Jon fece una smorfia, guardò in fondo al corridoio dove Kressich attendeva circondato dalle guardie e da un eguai numero di uomini del suo servizio di sicurezza.
— La situazione è immutata all’azzurro uno quattro — disse Jessad. — Gli indigeni continuano a bloccarlo. L’ingresso è sotto controllo. Potremmo effettuare la decompressione.
— Abbiamo bisogno di loro — disse Jon, con voce tesa. — Lasci perdere.
— Per lei? Le mezze misure, signor Lukas…
— Abbiamo bisogno degli indigeni, e sono con lei. Lasci perdere, le dico. Sono Damon e la Quen che ci preoccupano. Che cosa state facendo al riguardo?
— Non possiamo salire su quella nave; la Quen non ha intenzione di scendere e loro non aprono. In quanto a lui, sappiamo dov’è. Ci stiamo lavorando.
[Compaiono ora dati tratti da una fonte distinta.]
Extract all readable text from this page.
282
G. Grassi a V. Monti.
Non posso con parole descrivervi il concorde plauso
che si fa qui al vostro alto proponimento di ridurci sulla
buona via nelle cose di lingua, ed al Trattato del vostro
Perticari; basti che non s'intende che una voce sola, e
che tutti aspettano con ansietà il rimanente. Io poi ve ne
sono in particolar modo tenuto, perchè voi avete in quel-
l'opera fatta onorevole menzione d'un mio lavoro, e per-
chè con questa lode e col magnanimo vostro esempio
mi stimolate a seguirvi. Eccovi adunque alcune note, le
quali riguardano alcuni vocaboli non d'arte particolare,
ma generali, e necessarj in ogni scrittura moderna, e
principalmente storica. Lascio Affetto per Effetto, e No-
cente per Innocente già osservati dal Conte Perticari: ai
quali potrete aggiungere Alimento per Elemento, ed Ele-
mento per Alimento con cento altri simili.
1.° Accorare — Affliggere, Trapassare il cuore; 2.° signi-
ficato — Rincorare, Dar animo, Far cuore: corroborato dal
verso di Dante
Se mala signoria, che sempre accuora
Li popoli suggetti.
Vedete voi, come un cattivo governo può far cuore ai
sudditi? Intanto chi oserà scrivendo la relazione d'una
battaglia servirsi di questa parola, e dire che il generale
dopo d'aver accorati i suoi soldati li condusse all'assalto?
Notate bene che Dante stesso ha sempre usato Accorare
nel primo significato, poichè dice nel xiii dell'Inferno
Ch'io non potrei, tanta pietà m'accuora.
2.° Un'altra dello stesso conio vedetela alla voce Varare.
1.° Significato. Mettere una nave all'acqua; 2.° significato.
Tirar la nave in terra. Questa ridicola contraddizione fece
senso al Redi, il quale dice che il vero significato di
— Cosa vuol dire, ci stiamo lavorando?
— Gli uomini di Kressich — sibilò Jessad. — Dobbiamo insistere, là fuori, mi capisce? Si decida e gli parli; gli prometta tutto quello che vuole. Ha in pugno quell’orda scatenata. Può dirigerla dove vuole. Gli parli.
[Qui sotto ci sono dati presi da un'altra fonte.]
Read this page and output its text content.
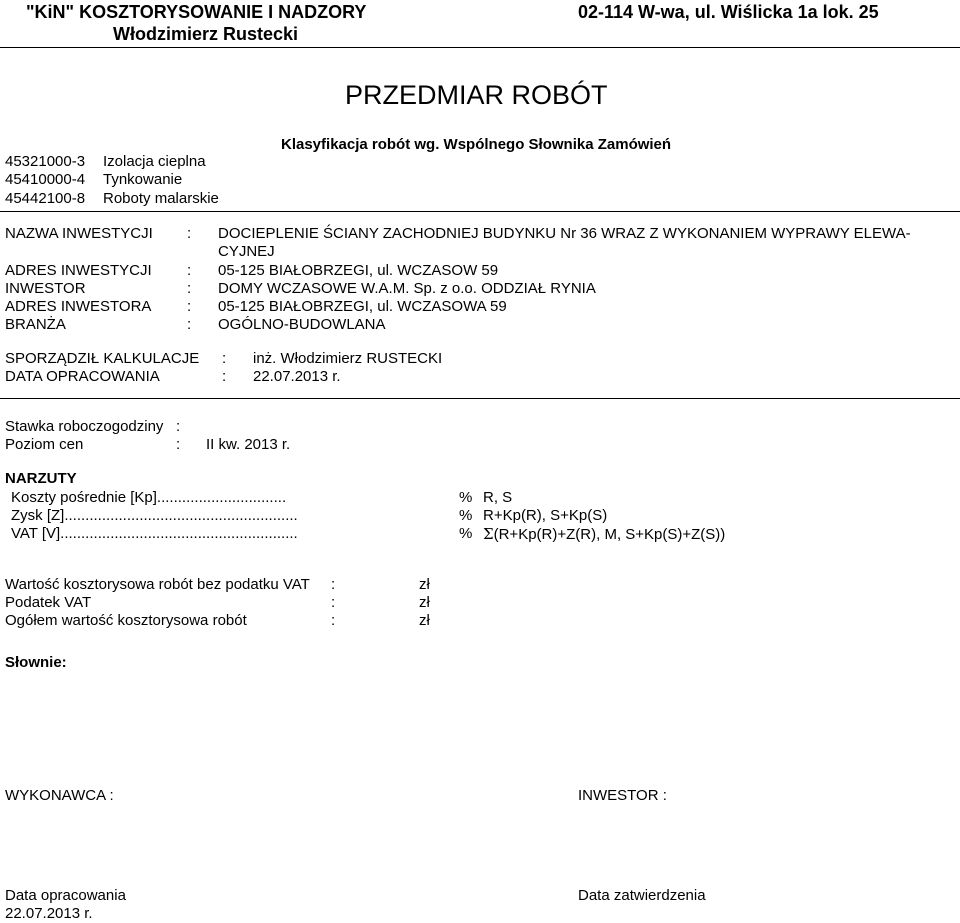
"KiN" KOSZTORYSOWANIE I NADZORY
Włodzimierz Rustecki
02-114 W-wa, ul. Wiślicka 1a lok. 25
PRZEDMIAR ROBÓT
Klasyfikacja robót wg. Wspólnego Słownika Zamówień
45321000-3 Izolacja cieplna
45410000-4 Tynkowanie
45442100-8 Roboty malarskie
NAZWA INWESTYCJI : DOCIEPLENIE ŚCIANY ZACHODNIEJ BUDYNKU Nr 36 WRAZ Z WYKONANIEM WYPRAWY ELEWA-
CYJNEJ
ADRES INWESTYCJI : 05-125 BIAŁOBRZEGI, ul. WCZASOW 59
INWESTOR	: DOMY WCZASOWE W.A.M. Sp. z o.o. ODDZIAŁ RYNIA
ADRES INWESTORA : 05-125 BIAŁOBRZEGI, ul. WCZASOWA 59
BRANŻA	: OGÓLNO-BUDOWLANA
SPORZĄDZIŁ KALKULACJE : inż. Włodzimierz RUSTECKI
DATA OPRACOWANIA	: 22.07.2013 r.
Stawka roboczogodziny :
Poziom cen	: II kw. 2013 r.
NARZUTY
Koszty pośrednie [Kp]...............................	% R, S
Zysk [Z]........................................................	% R+Kp(R), S+Kp(S)
VAT [V].........................................................	% Σ(R+Kp(R)+Z(R), M, S+Kp(S)+Z(S))
Wartość kosztorysowa robót bez podatku VAT :	zł
Podatek VAT	:	zł
Ogółem wartość kosztorysowa robót	:	zł
Słownie:
WYKONAWCA :	INWESTOR :
Data opracowania
22.07.2013 r.
Data zatwierdzenia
Jon guardò il gruppo nel corridoio e pensò a tante cose, Kressich, Mazian, i mercantili… la Confederazione. La flotta della Confederazione doveva agire al più presto. — Come sarebbe a dire, dobbiamo insistere là fuori? Sa dov’è o non lo sa?
— C’è ancora un lieve margine di dubbio — ammise Jessad. — Se gli scateniamo contro quell’orda, non resterà abbastanza per identificarlo. E dobbiamo sapere, mi creda. Parli con Kressich. E subito, signor Lukas.
Jon girò la testa, e vide che Kressich lo fissava, annuì, e il gruppo si avvicinò… Kressich, grigio e desolato come sempre. Ma quelli che l’attorniavano erano diversi… giovani, arroganti, baldanzosi.
— Il consigliere vuole essere ascoltato — disse uno di loro, un tipo piccolo e bruno, con una cicatrice sul volto.
— Lei parla a nome suo?
— Il signor Nino Coledy — lo presentò Kressich, sorprendendo Lukas con una risposta diretta e un’espressione dura che non aveva mai mostrato in consiglio. — Vi suggerisco di ascoltarlo, signor Lukas, signor Jessad. Il signor Coledy è il capo della sicurezza di Q. Abbiamo le nostre forze, e possiamo ristabilire l’ordine quando vogliamo. Siete pronti a questa eventualità?
Jon volse lo sguardo, turbato, verso Jessad, ma non ottenne riscontro; il confederato non fece commenti. — Se può fermare quell’orda… lo faccia.